Basketball: What's Your Best Stuff Against a 2-3 Zone?

Our post-season brackets are out and no surprise, we're playing a 100% zone team. At least that affords us a couple of practices to work on it. 



Collect stuff and then winnow it down.

Summary first: Understand our intent (the Main Thing)

1) Find opportunistic transition. 
2) Maintain core concepts of spacing, screening, cutting, and passing.
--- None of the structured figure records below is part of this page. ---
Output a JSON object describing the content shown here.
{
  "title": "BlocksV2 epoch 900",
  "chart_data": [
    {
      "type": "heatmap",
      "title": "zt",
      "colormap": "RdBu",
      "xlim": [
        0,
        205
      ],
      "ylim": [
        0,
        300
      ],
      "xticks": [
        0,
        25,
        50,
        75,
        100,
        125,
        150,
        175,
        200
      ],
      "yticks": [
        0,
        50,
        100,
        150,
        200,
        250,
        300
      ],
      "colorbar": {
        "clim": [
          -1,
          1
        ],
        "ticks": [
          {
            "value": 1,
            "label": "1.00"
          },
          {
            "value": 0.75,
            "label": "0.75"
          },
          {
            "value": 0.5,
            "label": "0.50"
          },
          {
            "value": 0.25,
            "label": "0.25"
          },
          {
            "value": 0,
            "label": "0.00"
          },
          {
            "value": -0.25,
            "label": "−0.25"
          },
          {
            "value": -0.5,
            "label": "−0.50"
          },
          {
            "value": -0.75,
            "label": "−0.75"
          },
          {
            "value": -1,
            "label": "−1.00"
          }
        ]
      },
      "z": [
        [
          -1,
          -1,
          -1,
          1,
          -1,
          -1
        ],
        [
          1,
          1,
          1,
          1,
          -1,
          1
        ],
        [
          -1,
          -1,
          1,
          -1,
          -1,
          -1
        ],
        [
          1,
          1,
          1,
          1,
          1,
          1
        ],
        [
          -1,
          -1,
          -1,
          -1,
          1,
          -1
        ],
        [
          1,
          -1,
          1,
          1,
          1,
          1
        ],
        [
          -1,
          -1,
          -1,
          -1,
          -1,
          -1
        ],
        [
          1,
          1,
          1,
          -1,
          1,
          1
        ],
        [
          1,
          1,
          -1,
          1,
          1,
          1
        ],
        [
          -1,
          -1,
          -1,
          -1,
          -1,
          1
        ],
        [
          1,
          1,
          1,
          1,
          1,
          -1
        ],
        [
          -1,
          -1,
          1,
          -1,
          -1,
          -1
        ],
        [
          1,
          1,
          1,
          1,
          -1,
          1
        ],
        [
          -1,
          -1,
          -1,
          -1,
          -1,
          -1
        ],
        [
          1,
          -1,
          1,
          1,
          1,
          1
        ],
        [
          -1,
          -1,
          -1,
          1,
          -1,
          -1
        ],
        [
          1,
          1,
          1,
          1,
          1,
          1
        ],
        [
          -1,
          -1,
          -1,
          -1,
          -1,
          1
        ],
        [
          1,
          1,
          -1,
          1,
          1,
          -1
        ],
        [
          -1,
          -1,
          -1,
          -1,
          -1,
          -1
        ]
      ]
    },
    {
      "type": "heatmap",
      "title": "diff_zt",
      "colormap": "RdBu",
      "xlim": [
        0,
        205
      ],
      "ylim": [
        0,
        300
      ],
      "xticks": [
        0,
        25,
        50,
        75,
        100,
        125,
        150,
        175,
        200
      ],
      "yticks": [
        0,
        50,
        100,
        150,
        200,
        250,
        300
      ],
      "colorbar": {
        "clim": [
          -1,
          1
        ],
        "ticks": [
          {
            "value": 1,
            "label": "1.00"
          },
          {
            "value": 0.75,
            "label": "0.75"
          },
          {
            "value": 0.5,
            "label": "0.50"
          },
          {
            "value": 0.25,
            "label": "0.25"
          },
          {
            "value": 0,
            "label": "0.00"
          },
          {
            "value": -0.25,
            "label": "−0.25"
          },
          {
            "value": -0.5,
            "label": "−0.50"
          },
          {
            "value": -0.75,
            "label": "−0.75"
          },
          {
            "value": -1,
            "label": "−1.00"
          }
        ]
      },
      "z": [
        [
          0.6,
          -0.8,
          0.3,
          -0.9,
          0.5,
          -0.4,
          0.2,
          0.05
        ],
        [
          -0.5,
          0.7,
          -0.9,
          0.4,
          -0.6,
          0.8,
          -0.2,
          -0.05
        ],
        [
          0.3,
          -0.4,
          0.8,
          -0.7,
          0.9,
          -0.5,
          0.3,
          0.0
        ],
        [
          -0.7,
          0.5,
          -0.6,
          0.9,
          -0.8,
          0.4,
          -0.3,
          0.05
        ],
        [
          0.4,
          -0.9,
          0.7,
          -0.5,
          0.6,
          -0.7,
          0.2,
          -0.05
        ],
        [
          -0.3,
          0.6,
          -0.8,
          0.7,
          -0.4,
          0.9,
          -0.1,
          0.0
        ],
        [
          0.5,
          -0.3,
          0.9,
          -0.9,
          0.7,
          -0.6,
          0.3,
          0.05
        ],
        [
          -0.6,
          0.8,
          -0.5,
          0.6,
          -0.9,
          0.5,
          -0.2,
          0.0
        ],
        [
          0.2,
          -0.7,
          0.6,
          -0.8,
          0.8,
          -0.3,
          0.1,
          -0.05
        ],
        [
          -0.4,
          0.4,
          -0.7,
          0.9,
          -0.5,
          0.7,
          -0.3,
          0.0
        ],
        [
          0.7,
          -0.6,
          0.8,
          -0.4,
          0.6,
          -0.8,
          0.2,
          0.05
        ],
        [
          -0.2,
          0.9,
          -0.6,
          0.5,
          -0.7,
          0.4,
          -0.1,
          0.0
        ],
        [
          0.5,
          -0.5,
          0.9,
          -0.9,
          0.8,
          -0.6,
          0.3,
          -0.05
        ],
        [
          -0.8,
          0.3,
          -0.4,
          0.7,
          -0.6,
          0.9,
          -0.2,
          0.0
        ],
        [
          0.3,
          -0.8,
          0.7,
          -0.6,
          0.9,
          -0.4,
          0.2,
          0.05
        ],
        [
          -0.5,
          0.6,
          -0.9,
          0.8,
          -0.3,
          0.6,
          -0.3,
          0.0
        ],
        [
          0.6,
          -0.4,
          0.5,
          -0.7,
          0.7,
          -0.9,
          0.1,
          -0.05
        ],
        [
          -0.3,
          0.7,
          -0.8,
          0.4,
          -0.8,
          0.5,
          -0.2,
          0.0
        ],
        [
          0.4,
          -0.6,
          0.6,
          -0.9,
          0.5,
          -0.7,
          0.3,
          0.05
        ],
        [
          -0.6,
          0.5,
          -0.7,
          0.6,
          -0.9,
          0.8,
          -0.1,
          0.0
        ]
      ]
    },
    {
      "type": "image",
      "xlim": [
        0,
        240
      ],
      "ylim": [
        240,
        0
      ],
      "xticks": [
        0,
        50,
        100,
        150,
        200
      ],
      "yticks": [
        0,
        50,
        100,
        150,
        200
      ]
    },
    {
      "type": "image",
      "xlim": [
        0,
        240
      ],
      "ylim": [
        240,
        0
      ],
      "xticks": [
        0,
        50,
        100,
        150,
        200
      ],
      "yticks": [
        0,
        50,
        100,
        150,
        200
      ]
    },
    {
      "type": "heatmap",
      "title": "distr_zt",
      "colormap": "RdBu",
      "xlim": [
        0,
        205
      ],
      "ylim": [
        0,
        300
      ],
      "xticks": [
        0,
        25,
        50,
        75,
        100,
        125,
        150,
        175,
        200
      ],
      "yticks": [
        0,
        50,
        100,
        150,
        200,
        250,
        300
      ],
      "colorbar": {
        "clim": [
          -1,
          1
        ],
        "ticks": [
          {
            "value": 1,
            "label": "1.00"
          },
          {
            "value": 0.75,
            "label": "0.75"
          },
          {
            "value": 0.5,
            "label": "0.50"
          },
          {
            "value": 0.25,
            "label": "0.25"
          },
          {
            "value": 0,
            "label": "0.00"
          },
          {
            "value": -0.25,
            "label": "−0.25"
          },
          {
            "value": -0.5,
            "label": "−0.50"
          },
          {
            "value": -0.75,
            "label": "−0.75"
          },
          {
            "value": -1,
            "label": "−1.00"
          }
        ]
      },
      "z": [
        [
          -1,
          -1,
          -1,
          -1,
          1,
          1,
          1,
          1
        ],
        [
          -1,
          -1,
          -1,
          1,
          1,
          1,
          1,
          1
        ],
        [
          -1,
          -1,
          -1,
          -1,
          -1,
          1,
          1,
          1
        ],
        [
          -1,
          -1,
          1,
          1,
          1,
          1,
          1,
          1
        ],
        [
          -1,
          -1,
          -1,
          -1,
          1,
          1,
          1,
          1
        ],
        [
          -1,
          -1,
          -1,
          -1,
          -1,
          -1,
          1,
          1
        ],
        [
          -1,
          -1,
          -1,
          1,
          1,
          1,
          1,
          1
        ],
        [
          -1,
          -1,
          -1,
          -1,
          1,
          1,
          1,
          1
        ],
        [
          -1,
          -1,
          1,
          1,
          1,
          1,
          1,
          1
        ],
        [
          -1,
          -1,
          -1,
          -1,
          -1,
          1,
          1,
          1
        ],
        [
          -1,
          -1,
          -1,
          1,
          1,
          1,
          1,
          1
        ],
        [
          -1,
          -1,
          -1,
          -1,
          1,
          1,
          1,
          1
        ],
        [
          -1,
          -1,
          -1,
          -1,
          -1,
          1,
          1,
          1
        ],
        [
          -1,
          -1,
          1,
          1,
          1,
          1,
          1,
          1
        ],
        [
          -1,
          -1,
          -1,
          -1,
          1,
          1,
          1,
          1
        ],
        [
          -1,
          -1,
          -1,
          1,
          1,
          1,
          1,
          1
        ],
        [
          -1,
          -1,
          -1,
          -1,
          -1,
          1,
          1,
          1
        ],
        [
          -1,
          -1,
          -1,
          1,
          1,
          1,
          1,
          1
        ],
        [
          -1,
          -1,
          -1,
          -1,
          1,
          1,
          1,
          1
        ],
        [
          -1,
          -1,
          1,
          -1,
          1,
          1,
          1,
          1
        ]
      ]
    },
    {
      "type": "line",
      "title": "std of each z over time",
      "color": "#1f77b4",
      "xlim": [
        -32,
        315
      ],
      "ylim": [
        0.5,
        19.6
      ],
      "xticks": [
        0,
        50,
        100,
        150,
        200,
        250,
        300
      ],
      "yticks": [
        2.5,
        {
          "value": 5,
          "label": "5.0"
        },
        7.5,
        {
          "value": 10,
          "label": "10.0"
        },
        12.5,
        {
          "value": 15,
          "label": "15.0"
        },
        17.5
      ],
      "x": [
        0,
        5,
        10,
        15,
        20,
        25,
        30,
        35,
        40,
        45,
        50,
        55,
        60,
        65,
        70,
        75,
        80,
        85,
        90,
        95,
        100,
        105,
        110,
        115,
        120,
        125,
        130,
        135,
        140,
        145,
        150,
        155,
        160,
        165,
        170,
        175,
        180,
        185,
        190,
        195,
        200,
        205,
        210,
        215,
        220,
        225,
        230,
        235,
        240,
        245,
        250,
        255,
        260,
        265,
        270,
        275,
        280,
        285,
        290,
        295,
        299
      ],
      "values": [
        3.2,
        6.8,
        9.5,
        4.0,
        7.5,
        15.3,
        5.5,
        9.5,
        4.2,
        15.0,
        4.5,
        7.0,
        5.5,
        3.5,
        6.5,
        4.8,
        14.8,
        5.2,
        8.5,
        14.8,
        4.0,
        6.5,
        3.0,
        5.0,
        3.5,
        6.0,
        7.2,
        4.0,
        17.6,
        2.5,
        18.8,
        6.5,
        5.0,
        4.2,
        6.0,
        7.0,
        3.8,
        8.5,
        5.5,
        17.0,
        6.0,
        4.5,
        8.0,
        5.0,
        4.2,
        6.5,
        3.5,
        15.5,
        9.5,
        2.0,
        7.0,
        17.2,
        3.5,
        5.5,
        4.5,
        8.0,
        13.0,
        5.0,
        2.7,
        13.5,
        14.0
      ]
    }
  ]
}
Move the ball. 
3) Drive into gaps to Draw 2 looking to pass.
4) Screen the top of the zone (single or double).
5) High-low and low-high coordination is a key. 
6) Hunt quality shots not just the first shot. 
7) Win the boards because zones have no defined rebounder assignment. 

"Keep the main thing the main thing." Go back to Newellian "get more and better shots than our opponent." Start by developing your theory of what worked, works, and will work. Keep it simple, stupid? Choose from among your best stuff amidst core values of spacing, screening, cutting, passing, and selective dribble penetration. 

If we settle for perimeter passing and "hard 2s" our chances for success are minimal. We'll distill a few from among the choices...but simple is better. 

Beat the zone in transition. Don't settle for low quality shots but take advantage of e speed.



Zones have defined weaknesses. We're not a three-point shooting team but we can screen, pass, and cut. How can we be true to ourselves? 



Screening 101. Single ball side screen from the inside with relocation. 


Box Wham. Overload and screen the middle with option for perimeter shot for 2.  Offensive players have to read the x3 defender's choices. 


Corner pick-and-roll pressures the middle (x5 defender). 


Screen the top from the outside, bringing both posts up. 


Screen to post up. Take advantage of superior personnel/mismatches (above). 


Screening 201. MSU "X" with multiple screens to set up driver. 2 drives and 5 rolls. We're not ready to execute this yet or the MSU "Fist Down" sequence. 


The MSU (Tom Izzo) Fist Down sequence is too hard for our players to grasp and we'd likely just get a bunch of three-second calls with inadequate timing. 



"Double Middle" (could also run from Horns)...screen the top then the middle. 



Screening 201b. Multiple screens to open the middle. The concept is simple. Could we get the entry and finish? 

Driving distorts the zone. 



x5 rotates to stop baseline penetration. 


UNC illustrates this here and the elbow cutter comes into play (circled). 




Coach Daniel's video is illustrative. 

Play together using OVERLOAD. Low-high and high-low actions regularly appear, especially with OVERLOAD (below). 


Interior passing is pivotal (via FastModelSports.com)



Cutting can pressure areas of the zone...but don't force passes. We've scored with the clock continuity offense.